Тон был мягкий, доброжелательный, но решительный. Хотелось мне сказать ему: «Ну и поезжай». Да стыдно стало. Он был прав, сильно морозило. Тогда я не подумала, но в этой заботливости была и нежность. И таких мелочей не перечесть.
Пролетел январь. Кажется, все было рассказано, поведано, и Вам все известно от моего первого письма и по сей день. Дима от души смеялся над «любовницей», над книжечкой вопросов, непонятных слов, над двумя незнакомцами в ресторане Палкина.
— Я думаю, что Нарвские ворота, Палкин и Николаевский вокзал осталась у них в памяти на всю жизнь, — сказал он. — А студент-медик, сдал ли он свою диссертацию после столь беспокойного дня?

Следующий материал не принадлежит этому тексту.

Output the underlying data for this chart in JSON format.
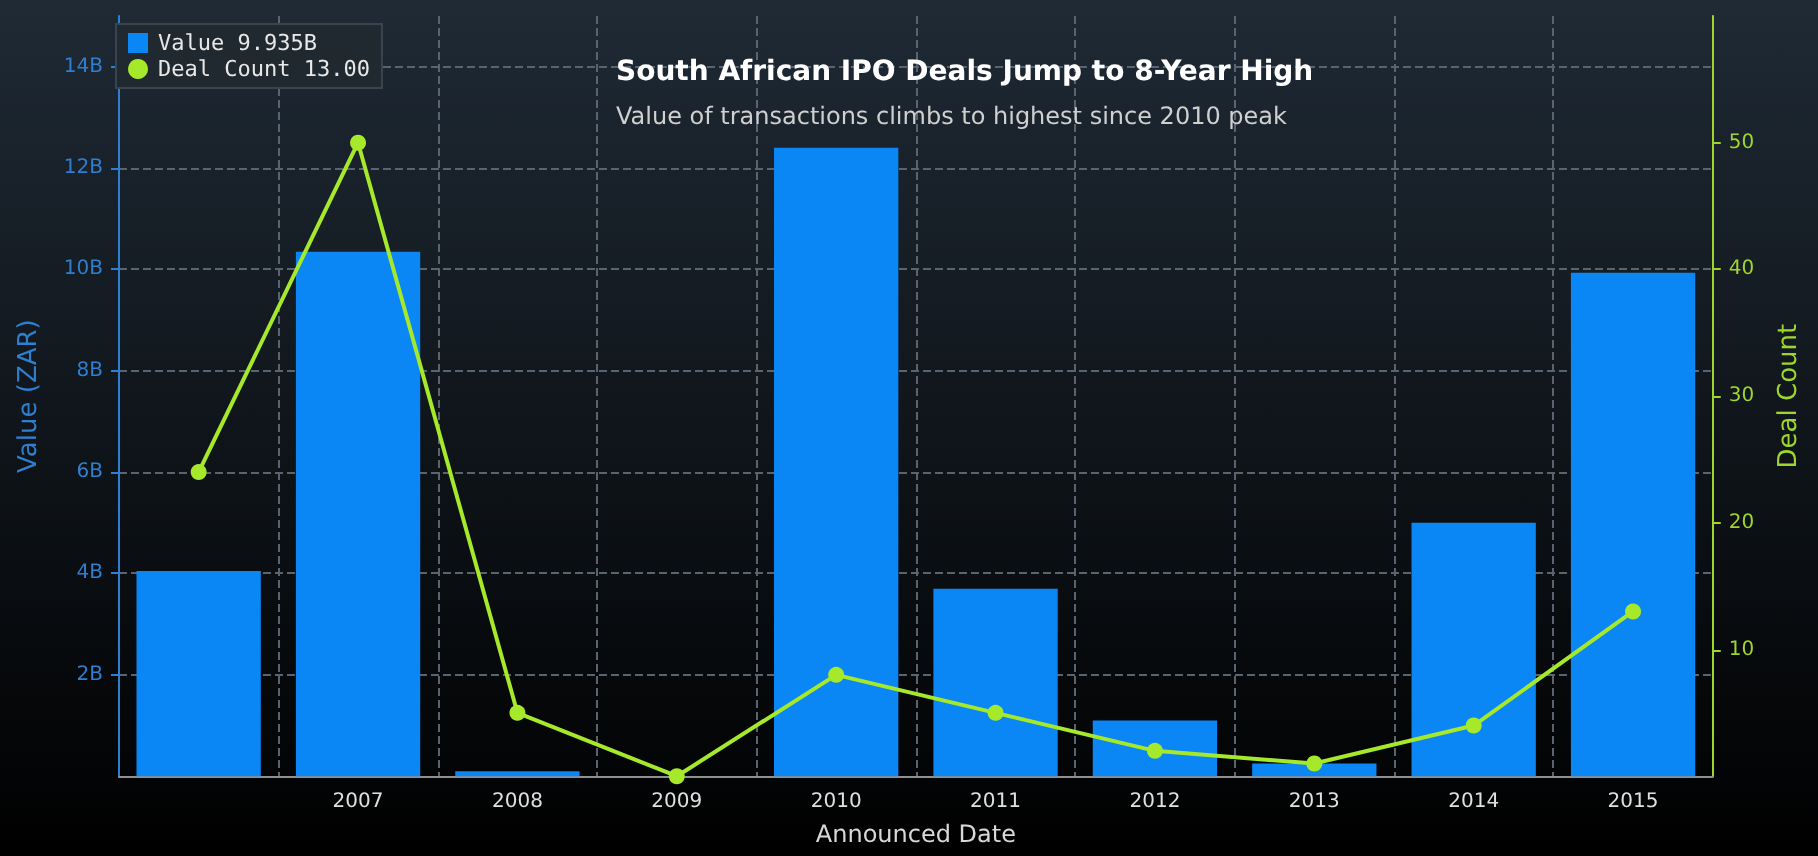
{
  "chart_data": {
    "type": "bar",
    "title": "South African IPO Deals Jump to 8-Year High",
    "subtitle": "Value of transactions climbs to highest since 2010 peak",
    "xlabel": "Announced Date",
    "ylabel": "Value (ZAR)",
    "y2label": "Deal Count",
    "categories": [
      null,
      "2007",
      "2008",
      "2009",
      "2010",
      "2011",
      "2012",
      "2013",
      "2014",
      "2015"
    ],
    "series": [
      {
        "name": "Value 9.935B",
        "color": "#0a86f5",
        "values": [
          4.05,
          10.35,
          0.1,
          0,
          12.4,
          3.7,
          1.1,
          0.25,
          5.0,
          9.935
        ]
      },
      {
        "name": "Deal Count 13.00",
        "type": "line",
        "axis": "y2",
        "color": "#a6e82a",
        "values": [
          24,
          50,
          5,
          0,
          8,
          5,
          2,
          1,
          4,
          13
        ]
      }
    ],
    "ylim": [
      0,
      15
    ],
    "yticks": [
      {
        "value": 2,
        "label": "2B"
      },
      {
        "value": 4,
        "label": "4B"
      },
      {
        "value": 6,
        "label": "6B"
      },
      {
        "value": 8,
        "label": "8B"
      },
      {
        "value": 10,
        "label": "10B"
      },
      {
        "value": 12,
        "label": "12B"
      },
      {
        "value": 14,
        "label": "14B"
      }
    ],
    "y2lim": [
      0,
      60
    ],
    "y2ticks": [
      10,
      20,
      30,
      40,
      50
    ],
    "grid": true,
    "legend": "top left",
    "marker": "circle",
    "line_style": "solid"
  }
}
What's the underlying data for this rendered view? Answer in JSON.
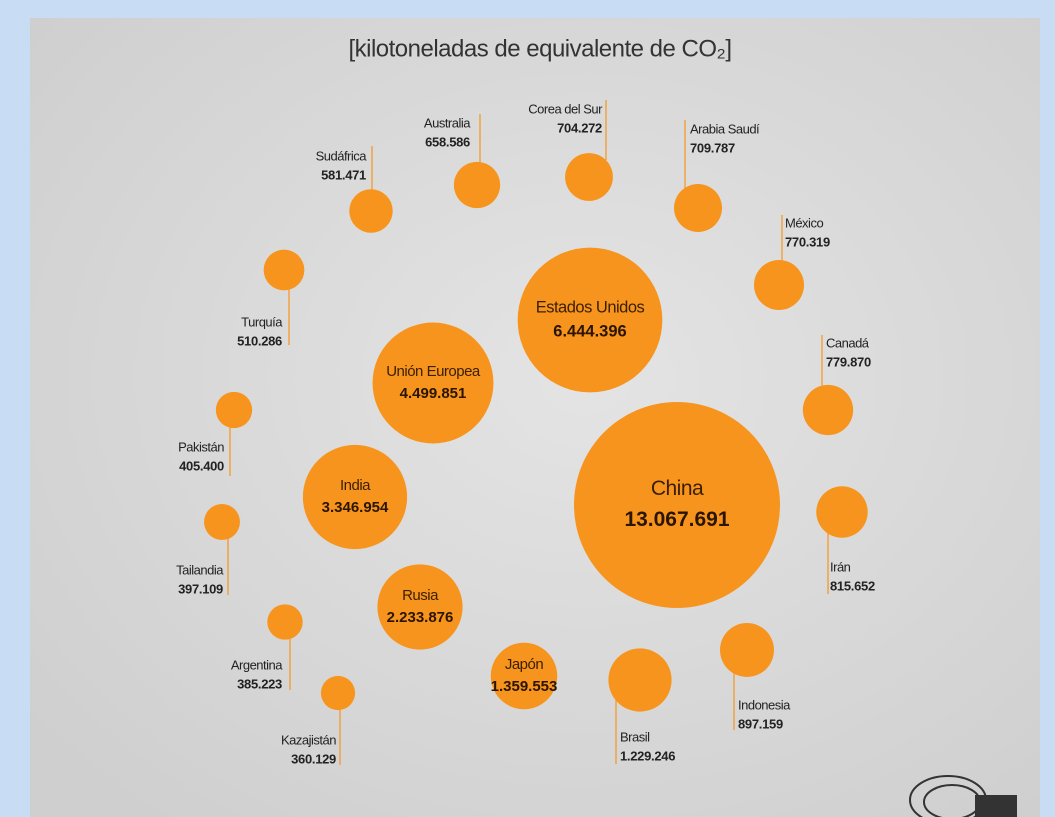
{
  "chart_data": {
    "type": "bubble",
    "title": "[kilotoneladas de equivalente de CO₂]",
    "categories": [
      "China",
      "Estados Unidos",
      "Unión Europea",
      "India",
      "Rusia",
      "Japón",
      "Brasil",
      "Indonesia",
      "Irán",
      "Canadá",
      "México",
      "Arabia Saudí",
      "Corea del Sur",
      "Australia",
      "Sudáfrica",
      "Turquía",
      "Pakistán",
      "Tailandia",
      "Argentina",
      "Kazajistán"
    ],
    "values": [
      13067691,
      6444396,
      4499851,
      3346954,
      2233876,
      1359553,
      1229246,
      897159,
      815652,
      779870,
      770319,
      709787,
      704272,
      658586,
      581471,
      510286,
      405400,
      397109,
      385223,
      360129
    ],
    "value_labels": [
      "13.067.691",
      "6.444.396",
      "4.499.851",
      "3.346.954",
      "2.233.876",
      "1.359.553",
      "1.229.246",
      "897.159",
      "815.652",
      "779.870",
      "770.319",
      "709.787",
      "704.272",
      "658.586",
      "581.471",
      "510.286",
      "405.400",
      "397.109",
      "385.223",
      "360.129"
    ],
    "color": "#f7941d"
  }
}
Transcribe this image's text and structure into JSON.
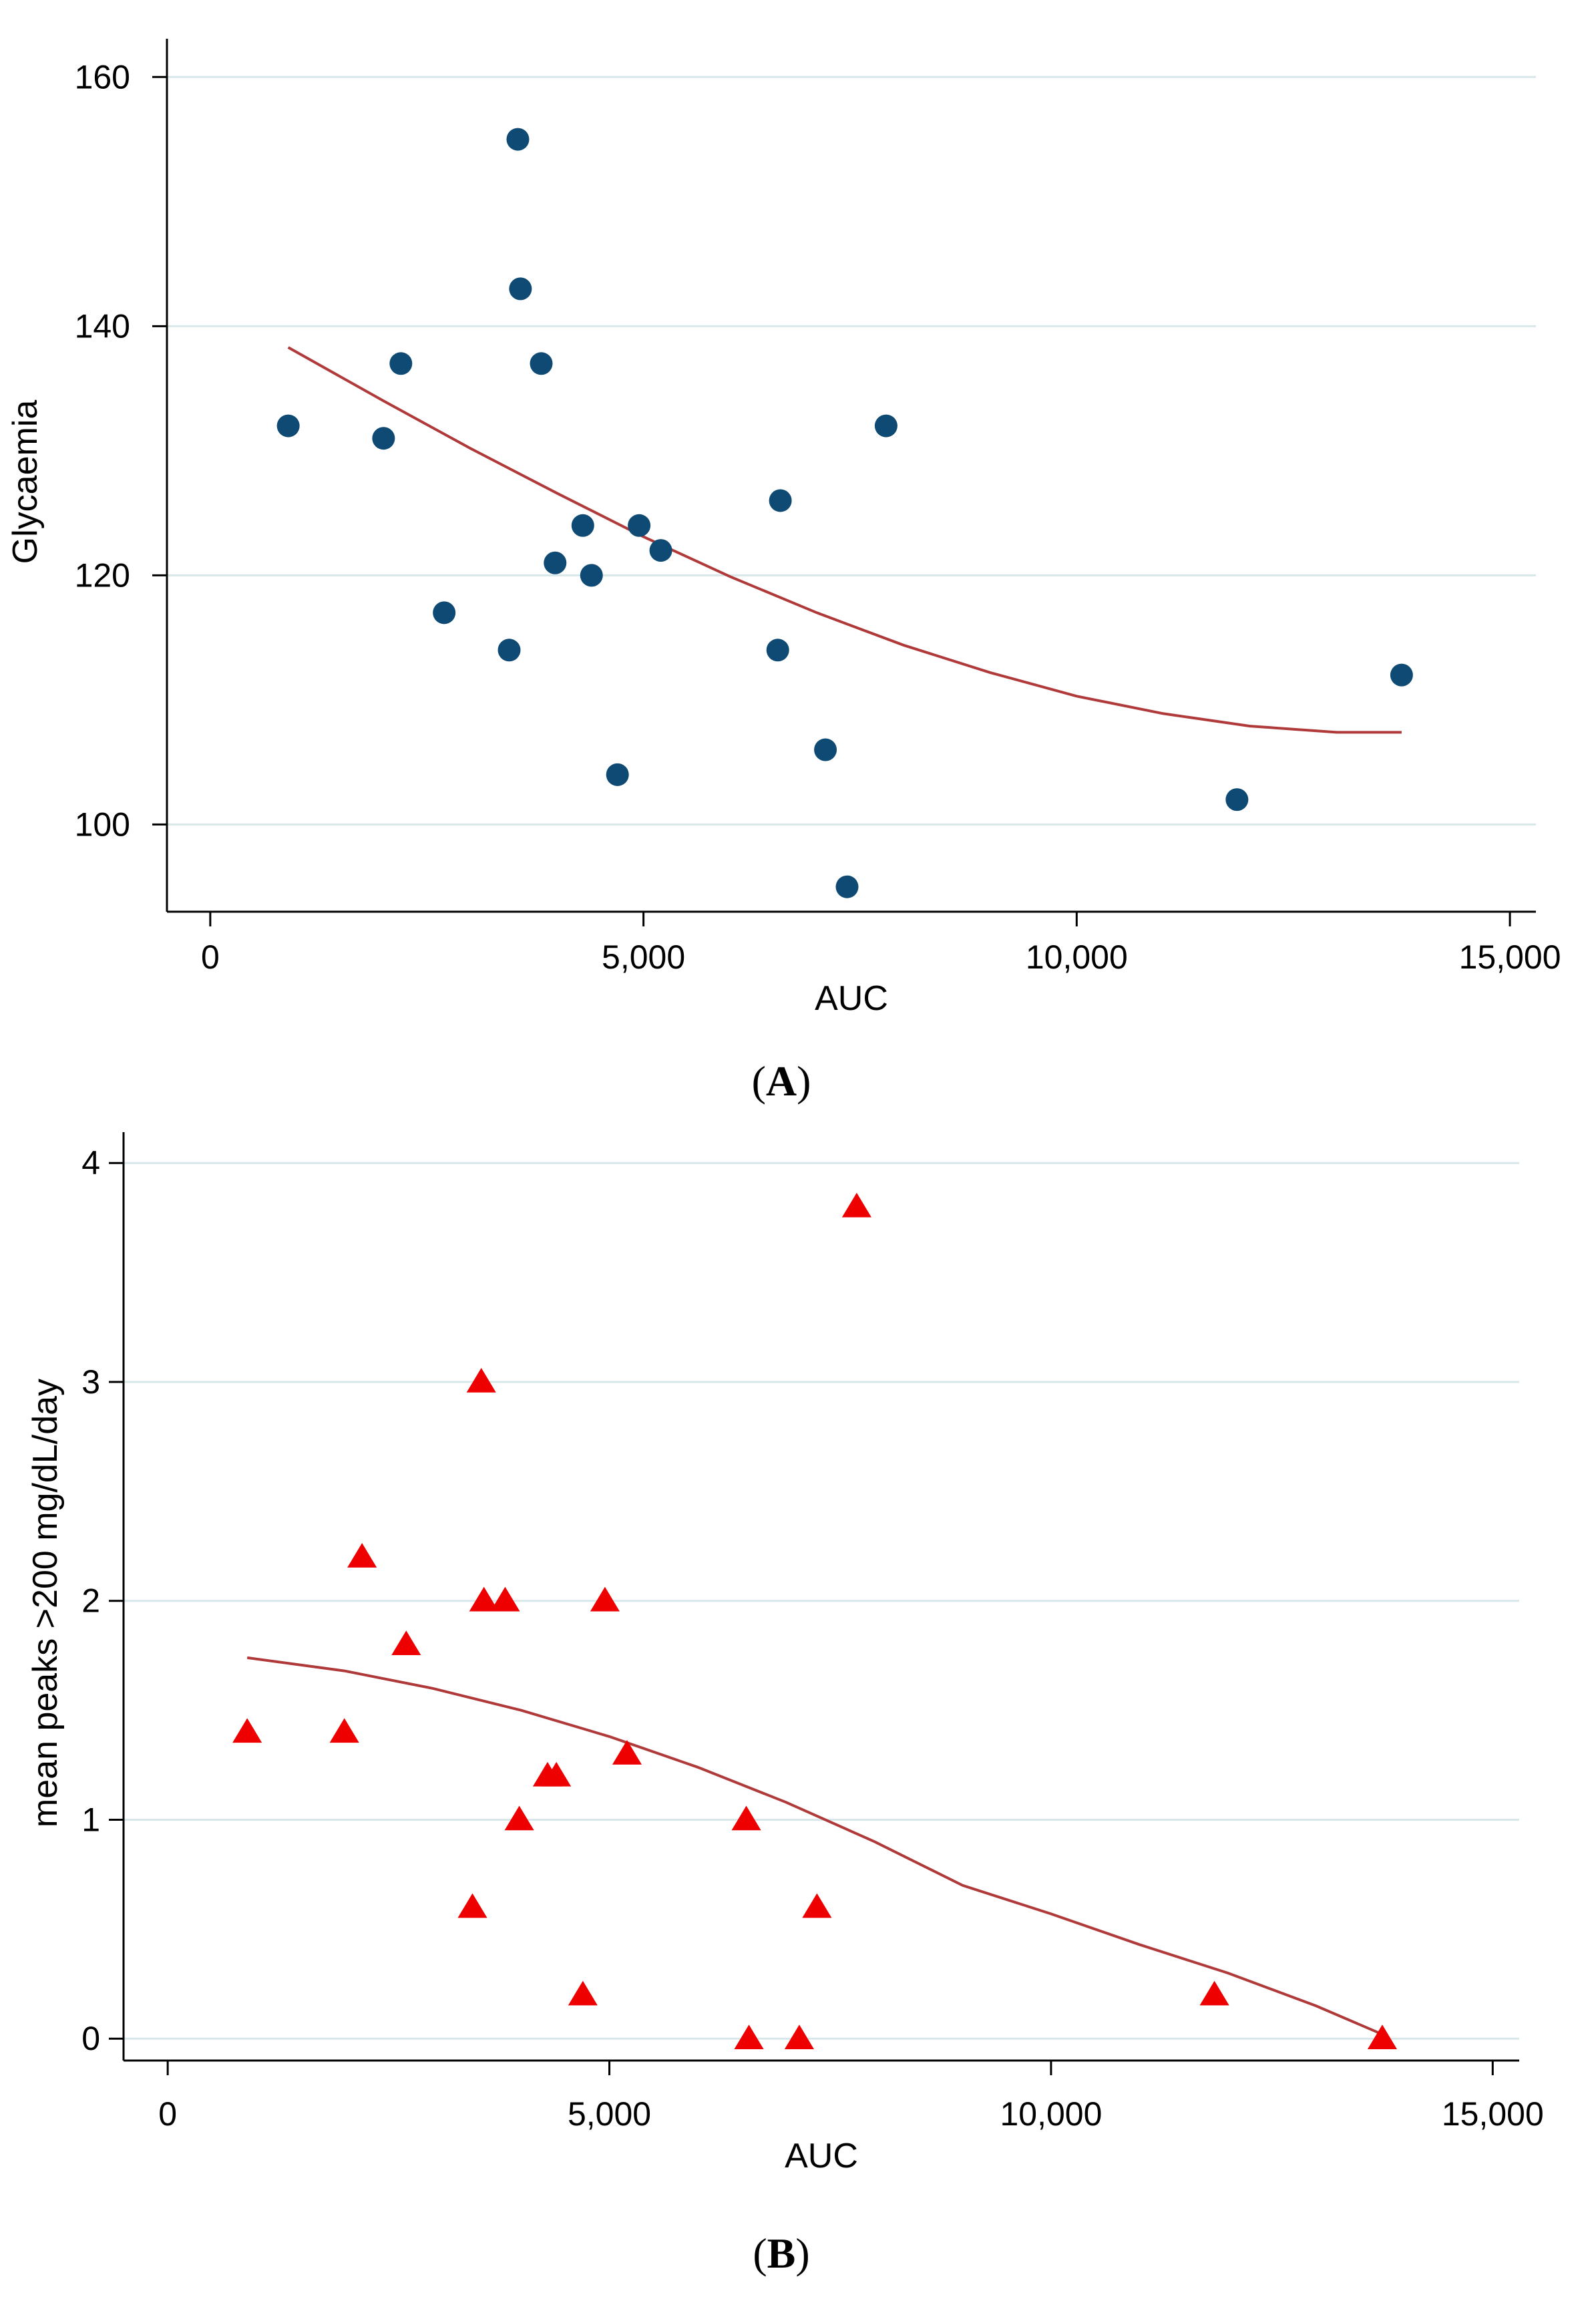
{
  "chart_data": [
    {
      "type": "scatter",
      "panel": "A",
      "xlabel": "AUC",
      "ylabel": "Glycaemia",
      "xlim": [
        -500,
        15300
      ],
      "ylim": [
        93,
        162
      ],
      "x_ticks": [
        0,
        5000,
        10000,
        15000
      ],
      "x_tick_labels": [
        "0",
        "5,000",
        "10,000",
        "15,000"
      ],
      "y_ticks": [
        100,
        120,
        140,
        160
      ],
      "y_tick_labels": [
        "100",
        "120",
        "140",
        "160"
      ],
      "grid": true,
      "marker": "circle",
      "marker_color": "#0e4a73",
      "line_color": "#b03a3a",
      "points": [
        {
          "x": 900,
          "y": 132
        },
        {
          "x": 2000,
          "y": 131
        },
        {
          "x": 2200,
          "y": 137
        },
        {
          "x": 2700,
          "y": 117
        },
        {
          "x": 3450,
          "y": 114
        },
        {
          "x": 3550,
          "y": 155
        },
        {
          "x": 3580,
          "y": 143
        },
        {
          "x": 3820,
          "y": 137
        },
        {
          "x": 3980,
          "y": 121
        },
        {
          "x": 4300,
          "y": 124
        },
        {
          "x": 4400,
          "y": 120
        },
        {
          "x": 4700,
          "y": 104
        },
        {
          "x": 4950,
          "y": 124
        },
        {
          "x": 5200,
          "y": 122
        },
        {
          "x": 6550,
          "y": 114
        },
        {
          "x": 6580,
          "y": 126
        },
        {
          "x": 7100,
          "y": 106
        },
        {
          "x": 7350,
          "y": 95
        },
        {
          "x": 7800,
          "y": 132
        },
        {
          "x": 11850,
          "y": 102
        },
        {
          "x": 13750,
          "y": 112
        }
      ],
      "fit_curve": [
        {
          "x": 900,
          "y": 138.3
        },
        {
          "x": 2000,
          "y": 134.0
        },
        {
          "x": 3000,
          "y": 130.2
        },
        {
          "x": 4000,
          "y": 126.6
        },
        {
          "x": 5000,
          "y": 123.1
        },
        {
          "x": 6000,
          "y": 119.9
        },
        {
          "x": 7000,
          "y": 117.0
        },
        {
          "x": 8000,
          "y": 114.4
        },
        {
          "x": 9000,
          "y": 112.2
        },
        {
          "x": 10000,
          "y": 110.3
        },
        {
          "x": 11000,
          "y": 108.9
        },
        {
          "x": 12000,
          "y": 107.9
        },
        {
          "x": 13000,
          "y": 107.4
        },
        {
          "x": 13750,
          "y": 107.4
        }
      ],
      "panel_label": "A"
    },
    {
      "type": "scatter",
      "panel": "B",
      "xlabel": "AUC",
      "ylabel": "mean peaks >200 mg/dL/day",
      "xlim": [
        -500,
        15300
      ],
      "ylim": [
        -0.1,
        4.08
      ],
      "x_ticks": [
        0,
        5000,
        10000,
        15000
      ],
      "x_tick_labels": [
        "0",
        "5,000",
        "10,000",
        "15,000"
      ],
      "y_ticks": [
        0,
        1,
        2,
        3,
        4
      ],
      "y_tick_labels": [
        "0",
        "1",
        "2",
        "3",
        "4"
      ],
      "grid": true,
      "marker": "triangle",
      "marker_color": "#ee0000",
      "line_color": "#b03a3a",
      "points": [
        {
          "x": 900,
          "y": 1.4
        },
        {
          "x": 2000,
          "y": 1.4
        },
        {
          "x": 2200,
          "y": 2.2
        },
        {
          "x": 2700,
          "y": 1.8
        },
        {
          "x": 3450,
          "y": 0.6
        },
        {
          "x": 3550,
          "y": 3.0
        },
        {
          "x": 3580,
          "y": 2.0
        },
        {
          "x": 3820,
          "y": 2.0
        },
        {
          "x": 3980,
          "y": 1.0
        },
        {
          "x": 4300,
          "y": 1.2
        },
        {
          "x": 4400,
          "y": 1.2
        },
        {
          "x": 4700,
          "y": 0.2
        },
        {
          "x": 4950,
          "y": 2.0
        },
        {
          "x": 5200,
          "y": 1.3
        },
        {
          "x": 6550,
          "y": 1.0
        },
        {
          "x": 6580,
          "y": 0.0
        },
        {
          "x": 7150,
          "y": 0.0
        },
        {
          "x": 7350,
          "y": 0.6
        },
        {
          "x": 7800,
          "y": 3.8
        },
        {
          "x": 11850,
          "y": 0.2
        },
        {
          "x": 13750,
          "y": 0.0
        }
      ],
      "fit_curve": [
        {
          "x": 900,
          "y": 1.74
        },
        {
          "x": 2000,
          "y": 1.68
        },
        {
          "x": 3000,
          "y": 1.6
        },
        {
          "x": 4000,
          "y": 1.5
        },
        {
          "x": 5000,
          "y": 1.38
        },
        {
          "x": 6000,
          "y": 1.24
        },
        {
          "x": 7000,
          "y": 1.08
        },
        {
          "x": 8000,
          "y": 0.9
        },
        {
          "x": 9000,
          "y": 0.7
        },
        {
          "x": 10000,
          "y": 0.57
        },
        {
          "x": 11000,
          "y": 0.43
        },
        {
          "x": 12000,
          "y": 0.3
        },
        {
          "x": 13000,
          "y": 0.15
        },
        {
          "x": 13750,
          "y": 0.02
        }
      ],
      "panel_label": "B"
    }
  ]
}
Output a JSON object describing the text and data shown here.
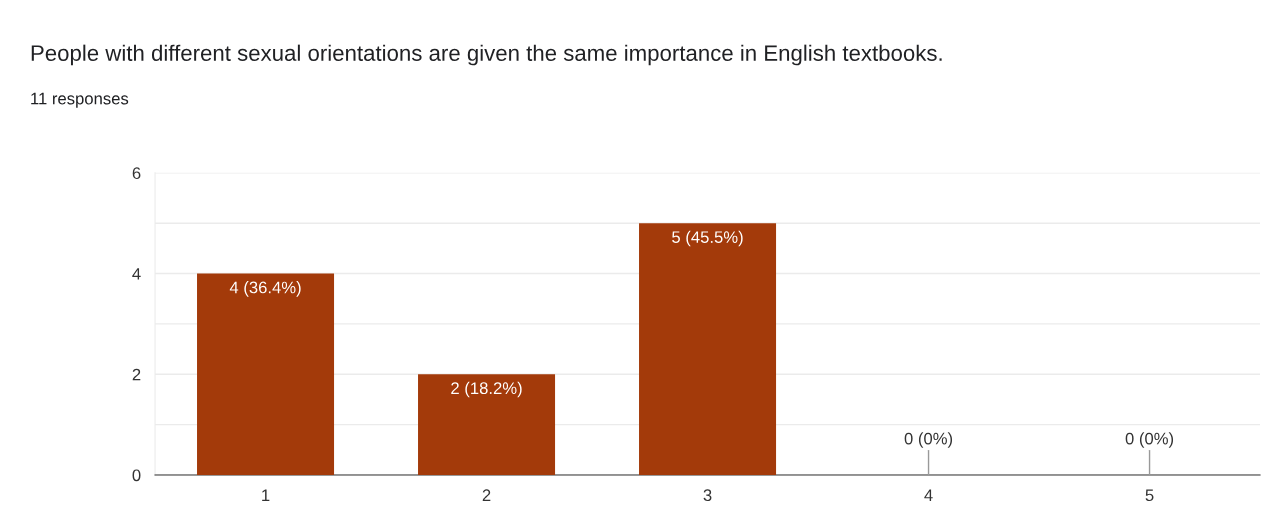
{
  "chart_data": {
    "type": "bar",
    "title": "People with different sexual orientations are given the same importance in English textbooks.",
    "subtitle": "11 responses",
    "categories": [
      "1",
      "2",
      "3",
      "4",
      "5"
    ],
    "values": [
      4,
      2,
      5,
      0,
      0
    ],
    "value_labels": [
      "4 (36.4%)",
      "2 (18.2%)",
      "5 (45.5%)",
      "0 (0%)",
      "0 (0%)"
    ],
    "color": "#a33a0a",
    "ylim": [
      0,
      6
    ],
    "yticks": [
      0,
      {
        "value": 1,
        "label": null
      },
      2,
      {
        "value": 3,
        "label": null
      },
      4,
      {
        "value": 5,
        "label": null
      },
      6
    ],
    "grid": "y"
  }
}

Большой интерес он проявил к моему отцу и Николаю Николаевичу, и каждый раз просил:
— Припомните еще что-нибудь.
О Борисе я рассказала подробно, как и Вам, только о моем первом знакомстве, когда мне было восемь, а ему двенадцать лет, и вскользь добавила:
— Встречаемся мы довольно редко, но и сейчас наши отношения не переменились к лучшему.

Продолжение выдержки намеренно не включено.